Quella di oggi è una decisione “che lascia letteralmente senza parole” si scandalizza la premier Meloni. La notizia “vergognosa” dell’altro giorno “sembra una sciocchezza rispetto a quello che è accaduto oggi”. Il riferimento è alla pronuncia di un giudice del tribunale di Roma che aveva condannato il Viminale a risarcire con 700 euro un migrante algerino trasferito nel Cpr in Albania. “Il compito dei magistrati – attacca Meloni, subito seguita dalla raffica di dichiarazioni di Fratelli d’Italia – è quello di far rispettare la legge o quello di premiare chi si vanta di non rispettare la legge? L’altra domanda che mi faccio è qual è il messaggio che si sta cercando di far passare con questa lunga serie di decisioni oggettivamente assurde?
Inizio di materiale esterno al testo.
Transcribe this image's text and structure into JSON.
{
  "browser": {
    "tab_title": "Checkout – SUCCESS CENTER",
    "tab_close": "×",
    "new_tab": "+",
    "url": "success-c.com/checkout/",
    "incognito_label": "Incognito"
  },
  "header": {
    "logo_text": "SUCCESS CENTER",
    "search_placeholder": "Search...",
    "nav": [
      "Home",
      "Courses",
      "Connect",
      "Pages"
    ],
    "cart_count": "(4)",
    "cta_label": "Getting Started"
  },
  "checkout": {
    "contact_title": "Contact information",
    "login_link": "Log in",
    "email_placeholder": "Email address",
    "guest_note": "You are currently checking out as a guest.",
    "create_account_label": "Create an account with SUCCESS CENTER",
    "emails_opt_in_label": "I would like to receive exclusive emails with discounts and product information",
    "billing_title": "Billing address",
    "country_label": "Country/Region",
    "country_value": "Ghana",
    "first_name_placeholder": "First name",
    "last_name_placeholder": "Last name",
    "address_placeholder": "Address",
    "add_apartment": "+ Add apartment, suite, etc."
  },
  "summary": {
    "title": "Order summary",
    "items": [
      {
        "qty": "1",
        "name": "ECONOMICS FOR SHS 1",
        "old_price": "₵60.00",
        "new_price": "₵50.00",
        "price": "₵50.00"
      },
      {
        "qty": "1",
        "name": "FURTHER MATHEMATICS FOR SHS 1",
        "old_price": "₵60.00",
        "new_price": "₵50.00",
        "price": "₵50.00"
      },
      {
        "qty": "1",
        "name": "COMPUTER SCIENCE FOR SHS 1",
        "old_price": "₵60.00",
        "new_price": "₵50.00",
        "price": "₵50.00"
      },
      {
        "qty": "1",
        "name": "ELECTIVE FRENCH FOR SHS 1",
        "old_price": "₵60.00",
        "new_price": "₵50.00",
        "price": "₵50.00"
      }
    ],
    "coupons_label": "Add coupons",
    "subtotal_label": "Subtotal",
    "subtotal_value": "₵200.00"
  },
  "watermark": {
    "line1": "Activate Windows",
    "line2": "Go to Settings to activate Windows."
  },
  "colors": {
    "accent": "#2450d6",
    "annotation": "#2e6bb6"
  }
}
Che non è consentito al governo provare a contrastare l’immigrazione illegale di massa, che qualunque legge si faccia e qualunque procedimento si costruisca una parte politicizzata della magistratura è pronta a mettersi di traverso?”. Ma, assicura, “noi siamo particolarmente ostinati e continueremo e faremo del nostro meglio per rispettare la parola che abbiamo dato agli italiani e le leggi dello Stato italiano e faremo tutto quello che serve per difendere in particolare i confini e la sicurezza dei cittadini“. Salvini, da parte sua, è più esplicito, cita chiaramente il referendum di marzo: “Il 22-23 marzo voterò SI al referendum per cambiare questa in(Giustizia) che non funziona”.